Teori ini menyebutkan bahwa stimulus visual merupakan komponen dan karakteristik sama dengan ciri khas. Otak manusia menyimpan ciri khas untuk setiap huruf. Huruf R memiliki ciri khas yaitu garis lengkung di atas, garis vertikal, dan garis diagonal. Ketika muncul huruf baru, otak akan segera menyimpan ada atau tidaknya ciri khas. Kemudian untuk mengenalinya, huruf yang tergambar akan dibandingkan dengan ciri khas yang ada. Dengan feature analysis ini, pengenalan huruf yang ada pada tulisan tidak akan bermasalah dengan bentuknya yang berbeda-beda karena di seluruh dunia huruf R akan selalu memiliki tiga ciri khas.
Ciri khas huruf akan selalu konstan dalam kondisi ditulis tangan, print out, dan lain-lain. Eleanor Gibson telah menyusun tabel mengenai ciri khas tersebut. Gambat di samping merupakan tampilan dari tabelnya.
                             
Teori feature analysis memiliki kekonsistenan dengan ilmu psikologi dan neurosains. Berdasarkan penelitian psikologi, manusia lebih lama mengenali dua huruf yang memiliki feature hampir sama seperti P (memiliki feature garis vertikal dan lengkungan di atas) dan R (memiliki feature garis vertical, lengkungan di atas, dan garis diagonal) daripada mengenali huruf G dan M (memiliki feature yang berbeda satu sama lain).
Feature analysis juga selaras dengan bukti yang didapatkan neurosains. Hubel dan Wiesel melakukan percobaan dimana perekaman sel tunggal dilakukan dengan memasukkan kawat kecil ke dalam korteks visual hewan yang dibius. Kemudian mereka memperlihatkan stimulus sederhana seperti cahaya bar vertikal sehingga muncul neuron tertentu yang menanggapinya. Neuron atau yang disebut dengan detektor ciri tersebut bereaksi kuat ketika diberi stimulus pada orientasi tertentu. Detektor ciri ada tiga macam yaitu, sel sederhana yang merespon stimulus lurus dan pada posisi tertentu, sel kompleks yang merespon stimulus dan tidak pada posisi yang tertentu, serta sel hiperkompleks yang merespon pada stimulus pada orientasi dan panjang tertentu. Detektor ciri tersebut berfungsi untuk membantu pengenalan objek.

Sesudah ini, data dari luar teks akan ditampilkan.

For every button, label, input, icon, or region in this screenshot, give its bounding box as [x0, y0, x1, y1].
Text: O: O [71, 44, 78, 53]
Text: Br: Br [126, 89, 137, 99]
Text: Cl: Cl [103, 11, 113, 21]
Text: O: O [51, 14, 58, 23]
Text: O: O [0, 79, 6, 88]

Tidak berbeda dengan template matching, teori feature analysis juga memiliki kekurangan berupa kurangnya pertimbangan pada hubungan fisik dari ciri khas huruf-huruf. Contohnya adalah pada huruf T (terdapat garis horizontal di atas garis vertikal) dan huruf L (terdapat garis horizontal berbaring di bawah garis vertikal). Kedua huruf tersebut memiliki feature yang sama. Sehingga apabila terdapat huruf T dan L, seharusnya muncul kesulitan untuk mengenali keduanya. Tetapi, hal tersebut nampaknya lain dari kenyataan sehingga perlu memerhatikan kembali hubungan fisik dari ciri khasnya.
Teori feature analysis memang sangat cocok untuk mengenali huruf. Lalu bagaimana dengan benda yang lebih kompleks bentuknya? Tentunya benda yang kompleks memiliki garis yang lebih banyak sehingga akan muncul kesulitan apabila menggunakan teori feature analysis. Untuk itu, teori baru muncul untuk menjelaskan proses pengenalan objek yang lebih kompleks.
3.      Teori  recognition-by-components.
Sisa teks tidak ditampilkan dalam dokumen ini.